One Virginia restaurant and wine bar is using Asian pears in sweet and savory ways
For restaurants that depend on seasonal ingredients, cooler months can be a tough time. Nate Sloan, the chef of bloom in Roanoke, Virginia, designs plates around what he can source from Virginia’s Blue Ridge mountains—which, he admits, is slim during November and December. Cue the Asian pear. Sloan says, “Usually a pear is a lot to eat on its own, but we like to pair it raw with something savory, especially in the winter when you’re having homey flavors.” The texture, too, “helps lift a dish and provides acidity and freshness to heartier flavors.” Round like an apple but with the delicate skin and crisp, lightly floral flavor of a pear, this fruit appears in abundance in bloom’s kitchen during the late fall and early winter, gifted by nearby friends as well as sourced from orchards around the Shenandoah Valley.
Subtle and Sippable
For cocktails, Sloan creates a simple syrup with reduced pear concentrate. The subtle fruitiness pairs well with gin and tequila and even in bloom’s seasonal pear sangria.
Asian pear adds juicy, fresh acidity to a savory plate. Sloan loves it with a meaty piece of grilled swordfish, the fruit sliced into teeny matchsticks; small-diced for a relish or salsa garnish; or even shaved into thin slivers with a mandolin. “I like the snap the pear brings to it. It’s almost like a water chestnut as it crunches,” he says.

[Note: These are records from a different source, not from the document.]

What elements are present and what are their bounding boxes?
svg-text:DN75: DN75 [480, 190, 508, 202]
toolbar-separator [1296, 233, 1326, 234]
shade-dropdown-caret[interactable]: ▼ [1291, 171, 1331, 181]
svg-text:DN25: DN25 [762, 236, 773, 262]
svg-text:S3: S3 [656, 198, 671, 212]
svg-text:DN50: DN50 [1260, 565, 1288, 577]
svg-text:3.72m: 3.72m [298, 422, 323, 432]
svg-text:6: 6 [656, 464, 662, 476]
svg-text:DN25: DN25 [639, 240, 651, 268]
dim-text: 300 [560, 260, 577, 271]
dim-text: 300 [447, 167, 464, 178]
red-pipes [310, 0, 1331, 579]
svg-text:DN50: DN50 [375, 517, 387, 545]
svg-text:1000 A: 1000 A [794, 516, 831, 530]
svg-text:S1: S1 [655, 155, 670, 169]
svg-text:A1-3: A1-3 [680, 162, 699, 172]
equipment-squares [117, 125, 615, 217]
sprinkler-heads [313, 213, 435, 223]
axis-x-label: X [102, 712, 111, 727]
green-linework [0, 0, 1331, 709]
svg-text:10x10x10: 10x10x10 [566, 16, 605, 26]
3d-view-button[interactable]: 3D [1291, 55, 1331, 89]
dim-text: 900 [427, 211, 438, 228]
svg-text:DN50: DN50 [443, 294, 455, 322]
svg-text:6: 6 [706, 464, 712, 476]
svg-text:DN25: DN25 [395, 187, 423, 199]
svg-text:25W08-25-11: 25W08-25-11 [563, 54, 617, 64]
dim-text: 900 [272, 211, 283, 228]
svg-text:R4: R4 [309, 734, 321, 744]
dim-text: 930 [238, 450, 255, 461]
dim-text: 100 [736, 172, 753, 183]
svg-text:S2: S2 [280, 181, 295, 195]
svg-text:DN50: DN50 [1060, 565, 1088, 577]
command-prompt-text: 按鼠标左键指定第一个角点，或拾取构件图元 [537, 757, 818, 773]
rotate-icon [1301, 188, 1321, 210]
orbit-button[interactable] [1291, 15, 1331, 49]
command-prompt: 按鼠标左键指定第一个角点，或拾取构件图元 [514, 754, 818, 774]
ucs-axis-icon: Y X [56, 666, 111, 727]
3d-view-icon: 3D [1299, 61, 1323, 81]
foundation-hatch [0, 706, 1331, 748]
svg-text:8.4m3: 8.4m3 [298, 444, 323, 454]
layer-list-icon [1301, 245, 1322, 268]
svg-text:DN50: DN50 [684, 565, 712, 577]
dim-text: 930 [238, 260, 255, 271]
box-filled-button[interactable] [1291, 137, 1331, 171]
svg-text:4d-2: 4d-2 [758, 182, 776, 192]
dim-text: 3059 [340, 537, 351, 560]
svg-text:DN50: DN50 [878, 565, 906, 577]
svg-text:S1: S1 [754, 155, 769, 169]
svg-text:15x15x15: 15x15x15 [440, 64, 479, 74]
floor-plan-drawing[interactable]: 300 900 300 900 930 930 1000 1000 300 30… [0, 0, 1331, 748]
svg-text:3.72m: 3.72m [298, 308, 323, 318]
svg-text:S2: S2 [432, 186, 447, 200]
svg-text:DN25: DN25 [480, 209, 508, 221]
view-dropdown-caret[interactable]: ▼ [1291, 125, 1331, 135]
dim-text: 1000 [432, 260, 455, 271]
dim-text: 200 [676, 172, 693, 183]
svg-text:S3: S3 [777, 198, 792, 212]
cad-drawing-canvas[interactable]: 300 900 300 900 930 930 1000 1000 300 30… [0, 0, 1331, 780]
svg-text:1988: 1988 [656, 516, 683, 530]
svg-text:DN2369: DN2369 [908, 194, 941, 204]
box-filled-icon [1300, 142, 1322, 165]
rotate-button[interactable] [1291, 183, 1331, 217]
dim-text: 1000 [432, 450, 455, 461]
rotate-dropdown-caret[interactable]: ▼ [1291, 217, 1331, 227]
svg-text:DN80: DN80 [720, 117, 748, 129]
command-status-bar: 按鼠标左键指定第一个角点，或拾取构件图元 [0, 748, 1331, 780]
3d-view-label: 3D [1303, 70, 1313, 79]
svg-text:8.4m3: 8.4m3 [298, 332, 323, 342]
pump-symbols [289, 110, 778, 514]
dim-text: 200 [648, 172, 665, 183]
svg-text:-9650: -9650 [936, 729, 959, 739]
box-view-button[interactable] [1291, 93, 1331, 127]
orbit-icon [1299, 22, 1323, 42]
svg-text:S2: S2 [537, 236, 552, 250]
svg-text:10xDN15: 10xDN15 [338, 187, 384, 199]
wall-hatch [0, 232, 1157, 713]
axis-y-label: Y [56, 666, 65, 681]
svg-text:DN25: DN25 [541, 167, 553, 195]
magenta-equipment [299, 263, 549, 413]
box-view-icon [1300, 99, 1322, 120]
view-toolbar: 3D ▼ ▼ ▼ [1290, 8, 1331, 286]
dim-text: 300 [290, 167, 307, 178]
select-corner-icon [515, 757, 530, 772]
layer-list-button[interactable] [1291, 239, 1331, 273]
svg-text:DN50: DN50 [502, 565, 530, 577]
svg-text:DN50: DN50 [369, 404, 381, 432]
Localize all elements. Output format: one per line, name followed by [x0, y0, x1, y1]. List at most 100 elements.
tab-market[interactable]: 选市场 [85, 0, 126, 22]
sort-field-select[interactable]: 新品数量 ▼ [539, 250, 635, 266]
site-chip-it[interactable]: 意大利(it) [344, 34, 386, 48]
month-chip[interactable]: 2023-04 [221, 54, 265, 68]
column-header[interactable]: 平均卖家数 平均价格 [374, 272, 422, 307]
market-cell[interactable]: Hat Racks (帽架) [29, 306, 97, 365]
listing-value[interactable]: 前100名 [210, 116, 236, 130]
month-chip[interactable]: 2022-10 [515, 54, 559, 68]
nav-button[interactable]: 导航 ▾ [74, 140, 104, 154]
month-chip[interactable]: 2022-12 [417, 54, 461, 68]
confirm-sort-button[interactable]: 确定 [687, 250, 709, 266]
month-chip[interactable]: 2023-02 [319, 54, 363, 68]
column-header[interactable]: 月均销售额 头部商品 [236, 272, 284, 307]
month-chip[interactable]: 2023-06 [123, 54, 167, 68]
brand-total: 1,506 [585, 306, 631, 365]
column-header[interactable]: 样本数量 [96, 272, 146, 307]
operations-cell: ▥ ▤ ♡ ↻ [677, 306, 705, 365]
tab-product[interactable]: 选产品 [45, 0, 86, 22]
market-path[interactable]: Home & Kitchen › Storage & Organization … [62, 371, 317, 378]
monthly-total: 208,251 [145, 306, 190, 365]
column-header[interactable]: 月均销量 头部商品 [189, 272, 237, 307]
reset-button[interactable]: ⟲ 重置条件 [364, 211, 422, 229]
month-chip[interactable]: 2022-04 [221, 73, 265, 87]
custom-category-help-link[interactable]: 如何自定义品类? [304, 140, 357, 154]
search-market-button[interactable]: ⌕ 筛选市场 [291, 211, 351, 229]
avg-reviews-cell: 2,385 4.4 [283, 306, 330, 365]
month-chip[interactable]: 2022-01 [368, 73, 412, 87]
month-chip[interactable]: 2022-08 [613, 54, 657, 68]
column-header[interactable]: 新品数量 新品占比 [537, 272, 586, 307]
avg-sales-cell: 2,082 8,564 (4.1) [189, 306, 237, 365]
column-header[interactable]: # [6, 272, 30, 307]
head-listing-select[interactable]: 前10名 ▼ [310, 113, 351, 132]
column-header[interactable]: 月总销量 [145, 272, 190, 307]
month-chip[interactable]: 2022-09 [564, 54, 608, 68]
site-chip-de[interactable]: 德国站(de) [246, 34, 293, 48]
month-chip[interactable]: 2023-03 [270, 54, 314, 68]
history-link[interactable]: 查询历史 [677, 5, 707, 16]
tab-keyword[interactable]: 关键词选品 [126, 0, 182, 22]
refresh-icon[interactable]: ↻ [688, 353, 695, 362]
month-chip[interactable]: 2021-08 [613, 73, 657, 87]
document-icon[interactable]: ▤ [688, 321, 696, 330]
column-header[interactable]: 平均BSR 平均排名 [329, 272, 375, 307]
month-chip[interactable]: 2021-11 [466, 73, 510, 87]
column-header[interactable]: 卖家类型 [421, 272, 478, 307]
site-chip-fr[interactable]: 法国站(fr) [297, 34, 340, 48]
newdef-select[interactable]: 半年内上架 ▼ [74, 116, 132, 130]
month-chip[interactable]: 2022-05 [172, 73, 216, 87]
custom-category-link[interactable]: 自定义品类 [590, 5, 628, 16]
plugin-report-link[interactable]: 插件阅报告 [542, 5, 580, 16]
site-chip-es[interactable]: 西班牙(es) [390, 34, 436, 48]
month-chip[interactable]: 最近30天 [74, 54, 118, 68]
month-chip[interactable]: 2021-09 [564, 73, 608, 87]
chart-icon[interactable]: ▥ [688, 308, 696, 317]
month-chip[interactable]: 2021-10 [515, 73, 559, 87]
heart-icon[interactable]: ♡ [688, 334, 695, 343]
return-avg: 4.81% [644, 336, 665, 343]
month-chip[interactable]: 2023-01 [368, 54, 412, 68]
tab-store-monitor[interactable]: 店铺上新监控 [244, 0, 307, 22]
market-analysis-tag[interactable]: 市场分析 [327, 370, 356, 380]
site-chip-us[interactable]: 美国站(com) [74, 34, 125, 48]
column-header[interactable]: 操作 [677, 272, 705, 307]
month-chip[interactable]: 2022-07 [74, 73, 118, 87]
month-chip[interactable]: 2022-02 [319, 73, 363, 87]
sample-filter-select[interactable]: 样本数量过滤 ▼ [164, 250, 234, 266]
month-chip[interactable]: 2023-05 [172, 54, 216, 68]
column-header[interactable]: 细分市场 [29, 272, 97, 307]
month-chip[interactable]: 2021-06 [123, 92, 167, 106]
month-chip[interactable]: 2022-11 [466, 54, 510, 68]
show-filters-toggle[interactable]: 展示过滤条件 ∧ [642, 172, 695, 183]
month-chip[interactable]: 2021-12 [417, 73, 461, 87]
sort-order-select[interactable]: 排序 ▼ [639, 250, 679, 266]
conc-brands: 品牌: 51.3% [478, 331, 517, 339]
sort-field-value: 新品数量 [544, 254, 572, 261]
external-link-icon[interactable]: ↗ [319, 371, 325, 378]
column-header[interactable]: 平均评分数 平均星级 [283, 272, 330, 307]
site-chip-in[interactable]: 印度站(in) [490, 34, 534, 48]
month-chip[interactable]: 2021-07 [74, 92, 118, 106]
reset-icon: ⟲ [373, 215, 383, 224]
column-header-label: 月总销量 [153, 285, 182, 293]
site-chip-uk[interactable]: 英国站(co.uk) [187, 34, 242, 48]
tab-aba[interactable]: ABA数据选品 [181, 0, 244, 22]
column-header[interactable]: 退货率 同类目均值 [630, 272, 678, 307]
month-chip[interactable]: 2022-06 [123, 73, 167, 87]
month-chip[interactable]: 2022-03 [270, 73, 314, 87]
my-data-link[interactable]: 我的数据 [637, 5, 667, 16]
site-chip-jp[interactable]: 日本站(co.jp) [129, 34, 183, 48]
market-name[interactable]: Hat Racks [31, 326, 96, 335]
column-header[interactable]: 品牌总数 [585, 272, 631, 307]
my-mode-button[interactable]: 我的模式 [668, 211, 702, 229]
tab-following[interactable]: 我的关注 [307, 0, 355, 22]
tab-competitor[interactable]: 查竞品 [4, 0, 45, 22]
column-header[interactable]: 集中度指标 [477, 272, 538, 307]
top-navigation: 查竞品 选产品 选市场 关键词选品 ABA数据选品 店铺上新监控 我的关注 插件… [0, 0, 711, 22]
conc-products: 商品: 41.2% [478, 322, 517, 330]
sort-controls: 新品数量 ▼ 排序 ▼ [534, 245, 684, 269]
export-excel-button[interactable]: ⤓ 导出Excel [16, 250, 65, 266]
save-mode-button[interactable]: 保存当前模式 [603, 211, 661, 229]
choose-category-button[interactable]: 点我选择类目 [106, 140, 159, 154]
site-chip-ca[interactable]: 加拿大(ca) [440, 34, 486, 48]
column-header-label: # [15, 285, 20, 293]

Often, Sloan uses Asian pear in a rustic dessert, like a crostata or galette that, he says, “preserves the beautiful, fresh element of what an Asian pear is.” But for a recipe that lends itself to both sweet and savory uses, he creates a frosty granita to top raw Old Salt Rappahannock oysters on the half shell (like a sweet-and-sour mignonette) or spoon over custard, letting it melt into a delicate sauce.
Asian Pear-Elderflower Granita
Makes about 3½ cups
3 cups pear juice
3 tablespoons plus 1 teaspoon fresh lemon juice
⅓ cup plus 1 tablespoon 1:1 simple syrup
3 tablespoons plus 1 tablespoon elderflower liqueur or cordial, such as St. Germaine
- In a freezer-proof, wide-bottom container, whisk to combine all ingredients. Total depth of liquid should be roughly ¼ of an inch. Freeze for 30 minutes.
- After 30 minutes, remove container from freezer; liquid should have begun to freeze around edges and top of surface. Scrape mixture with a fork to break up ice and return to freezer. Repeat this process every 30 minutes for 3 to 5 hours. Granita is done when mixture is completely frozen and appears dry and flaky, like finely shaved ice.